Using the fluid-magnetofluid formalism, we obtain axisymmetric stability criteria for a composite disc system consisting of stellar and gaseous magnetized singular isothermal discs (MSIDs). Lou & Zou recently constructed exact global stationary configurations for both axisymmetric and nonaxisymmetric coplanar MHD perturbations in such a composite MSID system and proposed the MHD $D_s-$criteria for axisymmetric stability by the hydrodynamic analogy. In a different perspective, we derive and analyze here the time-dependent WKBJ dispersion relation in the low-frequency and tight-winding regime to examine axisymmetric stability properties.

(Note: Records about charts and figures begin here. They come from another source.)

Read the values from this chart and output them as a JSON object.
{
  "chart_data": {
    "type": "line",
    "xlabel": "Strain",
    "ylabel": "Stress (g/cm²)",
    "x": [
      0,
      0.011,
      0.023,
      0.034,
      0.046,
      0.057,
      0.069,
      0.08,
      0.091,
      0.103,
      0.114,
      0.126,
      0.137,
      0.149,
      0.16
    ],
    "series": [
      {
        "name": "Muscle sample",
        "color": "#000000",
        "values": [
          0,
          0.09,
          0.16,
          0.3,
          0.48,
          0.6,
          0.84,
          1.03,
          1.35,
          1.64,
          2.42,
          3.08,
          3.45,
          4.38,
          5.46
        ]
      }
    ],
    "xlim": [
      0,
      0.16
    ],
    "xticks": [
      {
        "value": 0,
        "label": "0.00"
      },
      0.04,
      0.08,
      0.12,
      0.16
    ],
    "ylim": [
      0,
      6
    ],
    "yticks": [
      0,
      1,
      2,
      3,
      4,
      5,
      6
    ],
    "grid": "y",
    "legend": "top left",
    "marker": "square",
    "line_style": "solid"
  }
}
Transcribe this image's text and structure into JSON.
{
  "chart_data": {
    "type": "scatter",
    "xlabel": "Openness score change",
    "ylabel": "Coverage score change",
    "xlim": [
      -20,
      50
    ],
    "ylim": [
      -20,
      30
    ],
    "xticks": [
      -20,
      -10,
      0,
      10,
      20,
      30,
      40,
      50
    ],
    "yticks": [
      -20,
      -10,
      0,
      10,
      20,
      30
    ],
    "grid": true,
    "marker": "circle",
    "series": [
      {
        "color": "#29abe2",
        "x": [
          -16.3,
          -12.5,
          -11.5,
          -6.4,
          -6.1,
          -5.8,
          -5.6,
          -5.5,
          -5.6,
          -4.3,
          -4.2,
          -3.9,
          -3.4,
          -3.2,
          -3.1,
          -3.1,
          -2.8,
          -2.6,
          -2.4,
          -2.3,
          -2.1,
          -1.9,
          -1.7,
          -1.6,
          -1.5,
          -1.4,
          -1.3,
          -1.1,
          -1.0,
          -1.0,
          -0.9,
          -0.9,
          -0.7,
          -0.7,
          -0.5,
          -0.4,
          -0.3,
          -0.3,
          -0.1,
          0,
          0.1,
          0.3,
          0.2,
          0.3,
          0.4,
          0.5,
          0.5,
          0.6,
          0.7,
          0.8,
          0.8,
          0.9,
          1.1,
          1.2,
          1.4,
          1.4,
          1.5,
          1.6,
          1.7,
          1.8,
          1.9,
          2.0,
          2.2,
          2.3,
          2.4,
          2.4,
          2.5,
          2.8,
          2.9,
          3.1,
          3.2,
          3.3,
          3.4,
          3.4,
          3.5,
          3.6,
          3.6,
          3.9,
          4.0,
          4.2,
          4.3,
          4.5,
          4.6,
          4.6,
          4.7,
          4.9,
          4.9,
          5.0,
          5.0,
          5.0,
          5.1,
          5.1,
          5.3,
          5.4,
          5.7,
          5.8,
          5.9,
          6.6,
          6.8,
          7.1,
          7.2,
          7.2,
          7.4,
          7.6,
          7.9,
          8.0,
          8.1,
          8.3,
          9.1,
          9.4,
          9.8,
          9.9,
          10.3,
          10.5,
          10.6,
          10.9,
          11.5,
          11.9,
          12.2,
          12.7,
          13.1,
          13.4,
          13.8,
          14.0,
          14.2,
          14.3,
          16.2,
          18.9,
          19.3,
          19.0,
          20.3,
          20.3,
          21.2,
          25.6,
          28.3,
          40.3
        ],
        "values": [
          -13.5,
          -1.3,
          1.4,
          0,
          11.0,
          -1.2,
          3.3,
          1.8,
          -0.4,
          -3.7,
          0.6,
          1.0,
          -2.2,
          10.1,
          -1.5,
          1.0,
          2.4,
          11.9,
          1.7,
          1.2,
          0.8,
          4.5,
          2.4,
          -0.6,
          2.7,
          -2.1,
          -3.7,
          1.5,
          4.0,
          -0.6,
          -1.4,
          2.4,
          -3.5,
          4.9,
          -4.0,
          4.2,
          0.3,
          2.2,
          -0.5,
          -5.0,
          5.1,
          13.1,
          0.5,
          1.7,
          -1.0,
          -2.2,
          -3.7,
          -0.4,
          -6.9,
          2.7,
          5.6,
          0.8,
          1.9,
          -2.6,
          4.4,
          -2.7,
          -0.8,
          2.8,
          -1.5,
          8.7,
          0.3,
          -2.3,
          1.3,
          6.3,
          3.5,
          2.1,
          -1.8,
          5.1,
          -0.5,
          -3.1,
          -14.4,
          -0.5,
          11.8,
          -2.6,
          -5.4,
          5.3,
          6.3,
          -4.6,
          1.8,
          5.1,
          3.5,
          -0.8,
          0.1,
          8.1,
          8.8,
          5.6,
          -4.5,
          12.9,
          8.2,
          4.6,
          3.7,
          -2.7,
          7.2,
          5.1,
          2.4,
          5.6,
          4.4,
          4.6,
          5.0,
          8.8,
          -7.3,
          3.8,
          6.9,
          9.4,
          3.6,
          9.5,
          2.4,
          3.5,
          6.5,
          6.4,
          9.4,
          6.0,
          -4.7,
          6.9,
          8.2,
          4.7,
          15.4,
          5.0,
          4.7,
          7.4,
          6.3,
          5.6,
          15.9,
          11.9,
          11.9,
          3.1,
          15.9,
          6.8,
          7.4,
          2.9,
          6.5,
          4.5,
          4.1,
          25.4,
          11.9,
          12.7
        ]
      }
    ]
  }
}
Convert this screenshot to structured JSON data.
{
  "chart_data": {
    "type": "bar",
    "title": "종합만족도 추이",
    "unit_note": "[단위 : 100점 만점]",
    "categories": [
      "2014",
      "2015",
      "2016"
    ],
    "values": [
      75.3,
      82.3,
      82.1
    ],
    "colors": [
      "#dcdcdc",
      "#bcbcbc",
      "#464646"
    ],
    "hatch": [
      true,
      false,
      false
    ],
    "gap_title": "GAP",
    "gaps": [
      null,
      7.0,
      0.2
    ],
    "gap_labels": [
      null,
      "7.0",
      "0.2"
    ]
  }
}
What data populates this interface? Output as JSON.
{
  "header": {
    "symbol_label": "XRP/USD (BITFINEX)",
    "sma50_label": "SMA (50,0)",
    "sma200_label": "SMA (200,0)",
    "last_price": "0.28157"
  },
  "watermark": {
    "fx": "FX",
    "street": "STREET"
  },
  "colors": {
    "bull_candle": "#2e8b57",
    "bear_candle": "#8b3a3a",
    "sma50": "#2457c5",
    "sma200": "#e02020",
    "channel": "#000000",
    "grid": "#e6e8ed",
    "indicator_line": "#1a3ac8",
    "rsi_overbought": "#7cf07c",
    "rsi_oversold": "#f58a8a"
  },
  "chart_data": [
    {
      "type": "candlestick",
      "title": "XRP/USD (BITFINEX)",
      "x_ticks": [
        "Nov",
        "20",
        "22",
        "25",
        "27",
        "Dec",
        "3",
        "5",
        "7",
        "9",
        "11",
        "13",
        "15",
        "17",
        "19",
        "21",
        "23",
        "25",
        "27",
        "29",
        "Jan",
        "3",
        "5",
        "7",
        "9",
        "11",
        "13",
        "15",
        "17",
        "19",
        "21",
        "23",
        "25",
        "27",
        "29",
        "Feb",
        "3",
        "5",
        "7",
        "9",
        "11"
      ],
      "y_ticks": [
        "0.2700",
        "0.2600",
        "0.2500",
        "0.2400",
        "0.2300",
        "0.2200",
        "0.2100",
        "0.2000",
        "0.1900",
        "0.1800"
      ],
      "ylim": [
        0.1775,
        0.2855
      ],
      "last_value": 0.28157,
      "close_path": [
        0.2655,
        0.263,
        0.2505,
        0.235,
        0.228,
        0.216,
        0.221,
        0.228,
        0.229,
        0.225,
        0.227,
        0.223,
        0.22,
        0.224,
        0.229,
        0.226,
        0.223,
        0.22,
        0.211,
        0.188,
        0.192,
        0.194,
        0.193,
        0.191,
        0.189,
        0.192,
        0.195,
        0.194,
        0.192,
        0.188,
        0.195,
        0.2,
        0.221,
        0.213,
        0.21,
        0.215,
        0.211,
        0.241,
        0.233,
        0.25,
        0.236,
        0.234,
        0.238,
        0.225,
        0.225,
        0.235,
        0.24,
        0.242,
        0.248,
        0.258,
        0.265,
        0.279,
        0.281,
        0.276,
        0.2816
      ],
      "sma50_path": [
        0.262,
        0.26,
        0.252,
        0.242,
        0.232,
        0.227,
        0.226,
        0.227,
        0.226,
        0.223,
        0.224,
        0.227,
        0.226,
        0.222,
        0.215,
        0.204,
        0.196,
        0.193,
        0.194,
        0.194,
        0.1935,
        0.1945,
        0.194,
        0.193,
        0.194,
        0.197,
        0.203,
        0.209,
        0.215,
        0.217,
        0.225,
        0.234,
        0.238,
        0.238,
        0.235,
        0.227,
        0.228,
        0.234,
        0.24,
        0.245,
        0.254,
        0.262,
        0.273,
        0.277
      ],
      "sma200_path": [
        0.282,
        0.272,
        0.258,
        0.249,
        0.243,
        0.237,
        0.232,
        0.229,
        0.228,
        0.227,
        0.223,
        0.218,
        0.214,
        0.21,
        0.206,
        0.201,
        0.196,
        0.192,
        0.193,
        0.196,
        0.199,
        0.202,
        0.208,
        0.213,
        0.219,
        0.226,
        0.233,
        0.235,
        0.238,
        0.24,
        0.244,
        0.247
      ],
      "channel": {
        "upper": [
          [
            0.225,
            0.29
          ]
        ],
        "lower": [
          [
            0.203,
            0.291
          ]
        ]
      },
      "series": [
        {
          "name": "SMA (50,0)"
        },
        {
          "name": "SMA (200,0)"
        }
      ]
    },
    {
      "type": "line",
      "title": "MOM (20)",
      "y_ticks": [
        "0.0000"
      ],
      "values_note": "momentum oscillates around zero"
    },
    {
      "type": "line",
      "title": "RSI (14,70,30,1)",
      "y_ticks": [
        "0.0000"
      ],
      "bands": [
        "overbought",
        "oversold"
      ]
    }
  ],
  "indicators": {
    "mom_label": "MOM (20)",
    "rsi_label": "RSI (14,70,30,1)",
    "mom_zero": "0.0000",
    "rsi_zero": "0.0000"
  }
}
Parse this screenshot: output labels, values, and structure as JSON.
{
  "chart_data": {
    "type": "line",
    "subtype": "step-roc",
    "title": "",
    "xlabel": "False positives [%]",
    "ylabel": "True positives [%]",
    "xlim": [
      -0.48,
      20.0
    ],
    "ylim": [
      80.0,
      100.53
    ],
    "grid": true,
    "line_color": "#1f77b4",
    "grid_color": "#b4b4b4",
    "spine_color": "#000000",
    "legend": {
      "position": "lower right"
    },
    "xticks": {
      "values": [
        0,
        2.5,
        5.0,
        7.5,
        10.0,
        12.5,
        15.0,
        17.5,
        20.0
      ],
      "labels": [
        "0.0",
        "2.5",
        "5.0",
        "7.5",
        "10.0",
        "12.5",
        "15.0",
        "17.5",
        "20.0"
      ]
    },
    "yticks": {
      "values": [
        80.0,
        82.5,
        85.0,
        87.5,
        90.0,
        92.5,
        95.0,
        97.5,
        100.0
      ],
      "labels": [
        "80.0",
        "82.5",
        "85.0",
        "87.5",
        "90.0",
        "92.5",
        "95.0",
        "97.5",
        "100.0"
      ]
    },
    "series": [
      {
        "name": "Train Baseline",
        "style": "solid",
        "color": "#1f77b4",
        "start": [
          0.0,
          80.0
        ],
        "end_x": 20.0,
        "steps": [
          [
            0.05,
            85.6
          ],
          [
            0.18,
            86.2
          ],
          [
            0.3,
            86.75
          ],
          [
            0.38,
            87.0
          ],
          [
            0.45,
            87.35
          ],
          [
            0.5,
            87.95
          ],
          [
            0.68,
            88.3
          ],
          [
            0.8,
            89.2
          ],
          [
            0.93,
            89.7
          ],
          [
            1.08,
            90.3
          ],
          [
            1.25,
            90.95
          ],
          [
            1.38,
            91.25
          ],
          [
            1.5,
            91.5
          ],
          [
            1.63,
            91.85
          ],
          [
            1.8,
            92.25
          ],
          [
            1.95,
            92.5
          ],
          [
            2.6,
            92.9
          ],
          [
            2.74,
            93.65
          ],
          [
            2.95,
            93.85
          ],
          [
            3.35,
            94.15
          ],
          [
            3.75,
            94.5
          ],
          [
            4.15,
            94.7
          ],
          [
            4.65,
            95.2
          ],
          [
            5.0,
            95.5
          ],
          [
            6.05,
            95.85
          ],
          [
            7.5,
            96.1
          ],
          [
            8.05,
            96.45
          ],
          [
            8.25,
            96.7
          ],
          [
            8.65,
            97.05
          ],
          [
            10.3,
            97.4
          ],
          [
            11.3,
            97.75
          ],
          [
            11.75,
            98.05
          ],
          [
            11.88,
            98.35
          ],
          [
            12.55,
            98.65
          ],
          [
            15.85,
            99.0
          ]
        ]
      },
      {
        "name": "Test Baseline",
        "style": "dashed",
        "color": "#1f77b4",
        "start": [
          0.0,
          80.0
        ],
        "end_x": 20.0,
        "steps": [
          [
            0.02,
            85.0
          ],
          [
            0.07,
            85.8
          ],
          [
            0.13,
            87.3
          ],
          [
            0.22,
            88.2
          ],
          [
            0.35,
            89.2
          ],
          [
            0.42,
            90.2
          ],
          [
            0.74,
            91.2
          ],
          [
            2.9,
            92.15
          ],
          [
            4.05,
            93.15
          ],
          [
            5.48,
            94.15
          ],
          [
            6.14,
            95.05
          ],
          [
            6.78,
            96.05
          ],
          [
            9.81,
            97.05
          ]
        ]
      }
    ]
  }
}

By introducing a rotational Mach number $D_s$ for the ratio of the stellar rotation speed $V_s$ to the stellar velocity dispersion $a_s$, one readily determines the stable range of $D_s^2$ numerically to establish the $D_s-$criteria for axisymmetric MSID stability. Those MSID systems rotating either too fast (ring ragmentation) or too slow (Jeans collapse) are unstable. Our WKBJ results of (M)SID instability provide physically compelling explanations for the stationary analysis of Lou & Zou. We further introduce an effective MHD $Q$ parameter for a composite MSID system and compare with the earlier work of Elmegreen, Jog and Shen & Lou. As expected, an axisymmetric dark matter halo enhances the stability against axisymmetric disturbances in a composite partial MSID system.